Auf die Gefahr eines ungebremsten Flächenverbrauchs in Grossstadtnähe haben der Deutsche Bauernverband (DBV) und der Hamburger Bauernverband hingewiesen.

„Nach einem Gutachten der Wirtschaftsbehörde gefährdet ein Bebauungsplan des Bezirks Altona die 650 ha grosse Kulturlandschaft Rissen Sülldorf und die Existenz von 16 der 18 dort ansässigen landwirtschaftlichen Betriebe“, warnte der Hamburger Verbandspräsident Heinz Behrmann am vergangenen
Freitag. Nach den Plänen des Bezirks solle die bauliche Entwicklungsmöglichkeit der Bauernhöfe quasi abgeschafft und dem Biotop- und Artenschutz auf sämtlichen landwirtschaftlich genutzten Flächen Vorrang eingeräumt werden.

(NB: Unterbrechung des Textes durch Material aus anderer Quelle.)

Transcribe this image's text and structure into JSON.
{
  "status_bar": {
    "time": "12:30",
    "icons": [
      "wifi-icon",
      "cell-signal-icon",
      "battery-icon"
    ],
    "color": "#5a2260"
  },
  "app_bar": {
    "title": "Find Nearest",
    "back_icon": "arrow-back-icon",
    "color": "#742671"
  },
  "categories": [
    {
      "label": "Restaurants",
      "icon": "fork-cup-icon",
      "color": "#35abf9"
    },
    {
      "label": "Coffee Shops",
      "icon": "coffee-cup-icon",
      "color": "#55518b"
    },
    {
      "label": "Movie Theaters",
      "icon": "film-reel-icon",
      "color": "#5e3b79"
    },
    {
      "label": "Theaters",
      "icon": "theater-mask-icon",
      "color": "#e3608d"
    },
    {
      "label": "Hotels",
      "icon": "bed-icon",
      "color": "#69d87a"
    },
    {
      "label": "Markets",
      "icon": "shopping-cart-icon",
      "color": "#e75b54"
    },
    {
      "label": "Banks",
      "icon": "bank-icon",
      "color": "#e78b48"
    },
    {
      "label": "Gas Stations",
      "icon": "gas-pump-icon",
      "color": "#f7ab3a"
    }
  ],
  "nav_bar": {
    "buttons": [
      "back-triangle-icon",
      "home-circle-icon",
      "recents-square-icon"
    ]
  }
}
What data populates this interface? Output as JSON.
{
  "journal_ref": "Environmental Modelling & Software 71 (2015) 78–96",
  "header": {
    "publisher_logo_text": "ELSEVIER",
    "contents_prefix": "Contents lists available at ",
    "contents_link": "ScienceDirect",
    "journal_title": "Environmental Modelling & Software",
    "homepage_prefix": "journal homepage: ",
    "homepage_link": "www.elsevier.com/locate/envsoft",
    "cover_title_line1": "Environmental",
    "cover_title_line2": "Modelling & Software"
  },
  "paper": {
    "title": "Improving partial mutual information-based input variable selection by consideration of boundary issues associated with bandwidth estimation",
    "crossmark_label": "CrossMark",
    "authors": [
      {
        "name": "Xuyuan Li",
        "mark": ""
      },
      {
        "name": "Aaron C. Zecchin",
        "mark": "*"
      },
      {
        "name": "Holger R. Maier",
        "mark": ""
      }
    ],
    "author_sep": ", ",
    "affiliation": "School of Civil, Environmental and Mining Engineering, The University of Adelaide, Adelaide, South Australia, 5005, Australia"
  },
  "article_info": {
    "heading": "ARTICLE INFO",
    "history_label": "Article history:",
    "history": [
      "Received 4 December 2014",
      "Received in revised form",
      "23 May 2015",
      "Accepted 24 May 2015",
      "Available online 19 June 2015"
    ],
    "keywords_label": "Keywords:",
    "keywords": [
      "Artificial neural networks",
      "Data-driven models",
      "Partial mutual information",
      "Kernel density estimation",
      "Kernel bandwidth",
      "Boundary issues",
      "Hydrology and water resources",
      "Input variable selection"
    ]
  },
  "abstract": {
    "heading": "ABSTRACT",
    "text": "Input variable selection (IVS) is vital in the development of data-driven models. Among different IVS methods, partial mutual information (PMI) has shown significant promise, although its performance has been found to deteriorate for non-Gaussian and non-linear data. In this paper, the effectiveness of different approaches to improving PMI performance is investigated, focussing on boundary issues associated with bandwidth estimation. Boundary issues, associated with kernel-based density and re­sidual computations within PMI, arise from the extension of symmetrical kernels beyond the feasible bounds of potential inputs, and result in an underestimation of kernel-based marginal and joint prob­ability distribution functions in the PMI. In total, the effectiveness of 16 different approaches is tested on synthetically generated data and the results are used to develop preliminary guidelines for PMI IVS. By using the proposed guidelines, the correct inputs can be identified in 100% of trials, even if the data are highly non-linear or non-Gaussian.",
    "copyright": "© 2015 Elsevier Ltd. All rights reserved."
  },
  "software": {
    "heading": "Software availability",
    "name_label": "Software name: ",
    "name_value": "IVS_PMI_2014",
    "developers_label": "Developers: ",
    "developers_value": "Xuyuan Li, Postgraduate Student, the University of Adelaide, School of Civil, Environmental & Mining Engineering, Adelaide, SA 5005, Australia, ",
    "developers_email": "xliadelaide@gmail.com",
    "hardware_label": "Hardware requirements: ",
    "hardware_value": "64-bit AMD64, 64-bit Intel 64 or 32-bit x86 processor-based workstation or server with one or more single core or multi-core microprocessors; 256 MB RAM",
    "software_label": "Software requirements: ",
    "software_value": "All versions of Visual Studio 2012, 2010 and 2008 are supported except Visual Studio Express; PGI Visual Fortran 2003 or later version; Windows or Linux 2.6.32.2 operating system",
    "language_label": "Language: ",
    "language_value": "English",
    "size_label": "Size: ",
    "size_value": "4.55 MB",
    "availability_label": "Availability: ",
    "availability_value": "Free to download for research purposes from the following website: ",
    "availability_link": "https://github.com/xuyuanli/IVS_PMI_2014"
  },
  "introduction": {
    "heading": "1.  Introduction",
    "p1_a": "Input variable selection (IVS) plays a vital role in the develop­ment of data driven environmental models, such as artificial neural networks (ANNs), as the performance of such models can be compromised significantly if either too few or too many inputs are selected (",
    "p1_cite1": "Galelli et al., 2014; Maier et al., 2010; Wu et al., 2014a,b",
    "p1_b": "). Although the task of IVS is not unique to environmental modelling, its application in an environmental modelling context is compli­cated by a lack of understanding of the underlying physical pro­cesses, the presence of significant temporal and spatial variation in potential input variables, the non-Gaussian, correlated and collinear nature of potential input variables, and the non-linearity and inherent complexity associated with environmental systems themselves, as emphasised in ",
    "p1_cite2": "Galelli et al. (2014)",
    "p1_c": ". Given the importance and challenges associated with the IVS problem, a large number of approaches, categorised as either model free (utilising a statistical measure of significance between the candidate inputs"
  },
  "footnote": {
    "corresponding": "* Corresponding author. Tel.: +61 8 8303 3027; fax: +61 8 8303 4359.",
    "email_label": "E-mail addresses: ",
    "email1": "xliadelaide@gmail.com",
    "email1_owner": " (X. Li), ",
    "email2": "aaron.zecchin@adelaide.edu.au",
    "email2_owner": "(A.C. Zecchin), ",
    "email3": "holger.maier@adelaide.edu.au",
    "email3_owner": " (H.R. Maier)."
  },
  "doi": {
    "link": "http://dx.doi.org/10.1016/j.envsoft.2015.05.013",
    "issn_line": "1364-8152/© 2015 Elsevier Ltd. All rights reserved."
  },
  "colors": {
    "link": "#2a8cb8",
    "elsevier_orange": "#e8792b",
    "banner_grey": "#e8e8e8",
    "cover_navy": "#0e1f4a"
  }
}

Sollten die Bebauungspläne realisiert werden, werde die dortige landwirtschaftliche Produktion erheblich erschwert. Behrmann: „Die Höfe könnten sich durch die naturschutzrechtlichen Ausgleichsflächen und die massiven Baurestriktionen nicht weiter entwickeln.“ Während der Hamburger Senat unter Bürgermeister Olaf Scholz noch im April 2014 ein agrarpolitisches Konzept verabschiedet habe, das den landwirtschaftlichen Betrieben in Hamburg die Existenz- und Entwicklungsfähigkeit zusichere, habe die SPD-geführte Altonaer Bezirksbehörde weder landwirtschaftliche Fachbehörden noch die betroffenen Bauern bei der Umsetzung des Bebauungsplans einbezogen, so Behrmann. Demgegenüber würden die Anliegen und Vorstellungen der Naturschutzorganisationen weitgehend berücksichtigt.